A May 24 article identified Edward G. Abington Jr. as a consultant to the Palestinian Authority. That role ended when a Hamas-led cabinet was installed; he is now a consultant to Palestinian President Mahmoud Abbas.
Israel Has 'Bold Ideas,' Bush Says
Wednesday, May 24, 2006
President Bush yesterday embraced Israeli Prime Minister Ehud Olmert's strategy of withdrawing from isolated Jewish settlements on the West Bank and unilaterally imposing final borders over Palestinian objections if he cannot negotiate a peace plan with their leaders.
Welcoming Olmert to the White House for the first time since his election eight weeks ago, Bush reserved judgment on the specifics of any "realignment" plan but called the concepts "bold ideas" and expressed satisfaction that the new Israeli leader would first make a serious attempt to craft an agreement with Palestinian President Mahmoud Abbas.
"While any final-status agreement will be only achieved on the basis of mutually agreed changes and no party should prejudice the outcome of negotiations on a final-status agreement, the prime minister's ideas could be an important step toward the peace we both support," Bush said with Olmert at his side in the East Room.
Although qualified, the Bush endorsement cleared the way for Olmert to pursue his plans for resolving decades-old territorial disputes with the Palestinians. In succeeding Prime Minister Ariel Sharon after his debilitating stroke, Olmert vowed to pull out of much of the West Bank and redraw lines -- much as Sharon withdrew from Gaza last year. Many Palestinians view Olmert's realignment as a land grab because he intends to keep major West Bank enclaves and East Jerusalem within Israel.

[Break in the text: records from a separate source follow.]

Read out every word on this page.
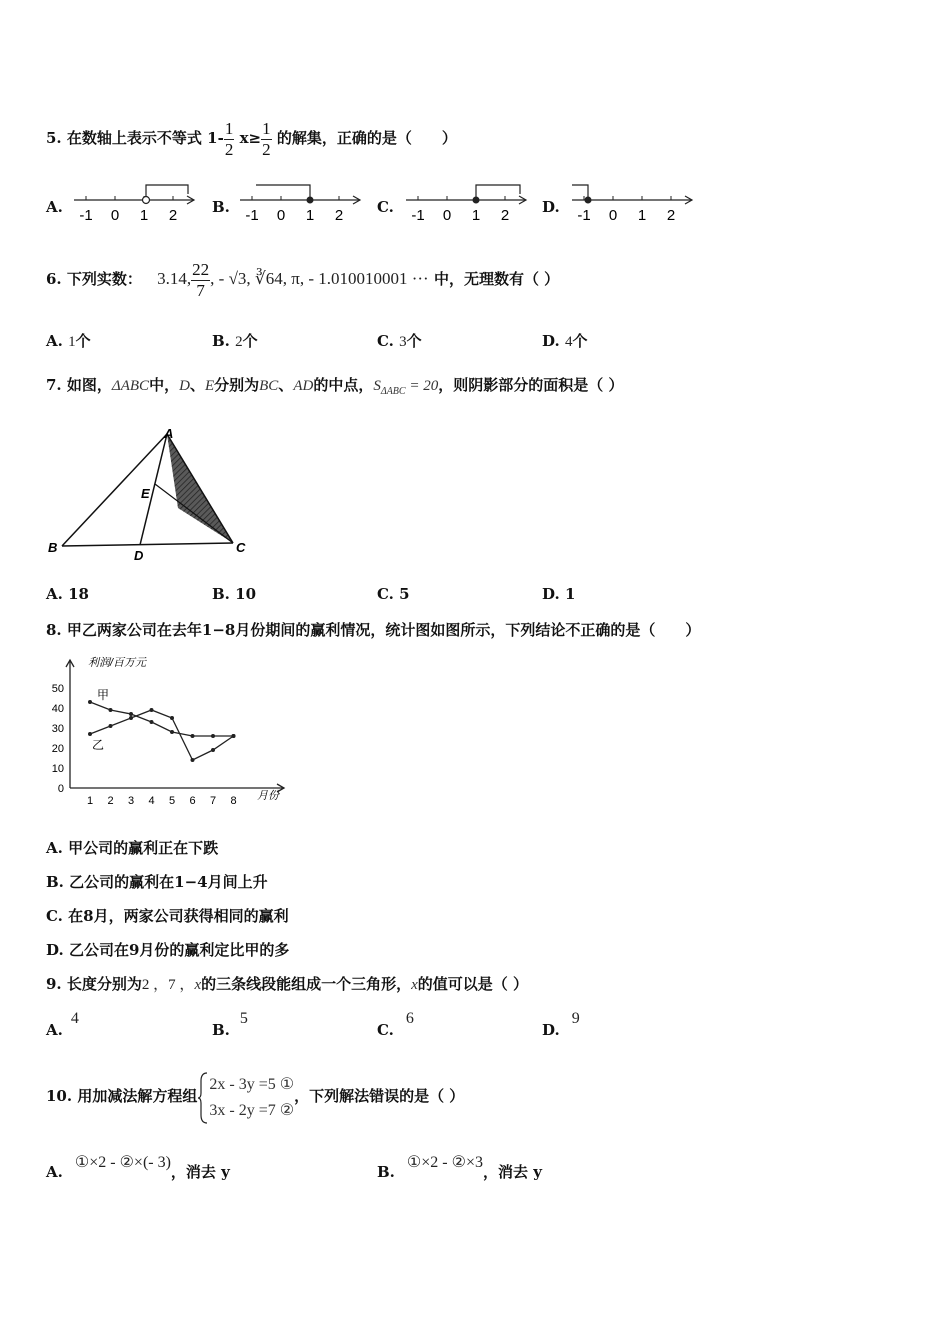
5. 在数轴上表示不等式 $1- \frac{1}{2} x\ge \frac{1}{2}$ 的解集，正确的是（　　）
A. -1 0 1 2 B. -1 0 1 2 C. -1 0 1 2 D. -1 0 1 2
6. 下列实数： 3.14, $\frac{22}{7}$ , - √3, ∛64, π, - 1.010010001 ··· 中，无理数有（ ）
A. 1个	B. 2个	C. 3个	D. 4个
7. 如图，ΔABC中，D、E分别为BC、AD的中点，$S_{\Delta ABC} = 20$，则阴影部分的面积是（ ）
A
B	C
D
E
A. 18	B. 10	C. 5	D. 1
8. 甲乙两家公司在去年1−8月份期间的赢利情况，统计图如图所示，下列结论不正确的是（　　）
0
10
20
30
40
50
1 2 3 4 5 6 7 8
利润/百万元
月份
甲
乙
A. 甲公司的赢利正在下跌
B. 乙公司的赢利在1−4月间上升
C. 在8月，两家公司获得相同的赢利
D. 乙公司在9月份的赢利定比甲的多
9. 长度分别为2 ，7 ，x的三条线段能组成一个三角形，x的值可以是（ ）
A.4
B.5
C.6
D.9
10. 用加减法解方程组
2x - 3y =5 ①
3x - 2y =7 ②
，下列解法错误的是（ ）
A.①×2 - ②×(- 3)，消去 y	B.①×2 - ②×3，消去 y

Bush pressed Olmert during their meetings to sit down with Abbas before proceeding. In his public comments, Olmert vowed to do so soon and to "exhaust all efforts" to find a mutually acceptable peace deal. At the same time, Olmert ruled out talks involving the Palestinian cabinet and parliament dominated by the Islamic Resistance Movement, or Hamas, unless it renounces support for violence and recognizes Israel's right to exist, a position that Bush supports.
"We are anxious to have negotiations," Olmert said. "We will look and find every possible avenue to help establish a process of negotiations on the basis of these conditions. However, as I said, we will not wait indefinitely."
If he does not find a negotiating partner, he said, he will proceed with his plan to draw his own boundaries separating Israel from a new Palestinian state. "Hopefully, this is something that will happen within the next three to four years," he said.
Abbas met with Olmert's foreign minister on Monday, but it remains unclear whether he has the ability to negotiate an agreement for the Palestinian side, much less enforce one. Abbas's more moderate party, Fatah, refused to join the new cabinet after Hamas won parliamentary elections in January, and security forces for the two factions have clashed in recent days.
For Bush, yesterday's meetings were the first opportunity to size up Olmert as a partner in the Middle East. Bush values personal relations with foreign leaders, and those who find chemistry with him often benefit. Aides called the visit a "getting to know you" summit with meetings in the Oval Office and the White House residence and a dinner.
Both sides said afterward the two got off to a good start. "The level of comfort between the two men, and the two governments, rose during the visit, and that was really the purpose of the visit," said a senior administration official, who spoke on the condition of anonymity under official ground rules.
During their public appearance together, the president and the prime minister both made nostalgic references to the first time they met in 1998, when Bush was governor of Texas and Olmert was mayor of Jerusalem.
"The meeting went very well in terms of creating the bond between the two leaders," said Israeli Ambassador Daniel Ayalon. "They are on the same wavelength, sharing the same vision and strategic outlook."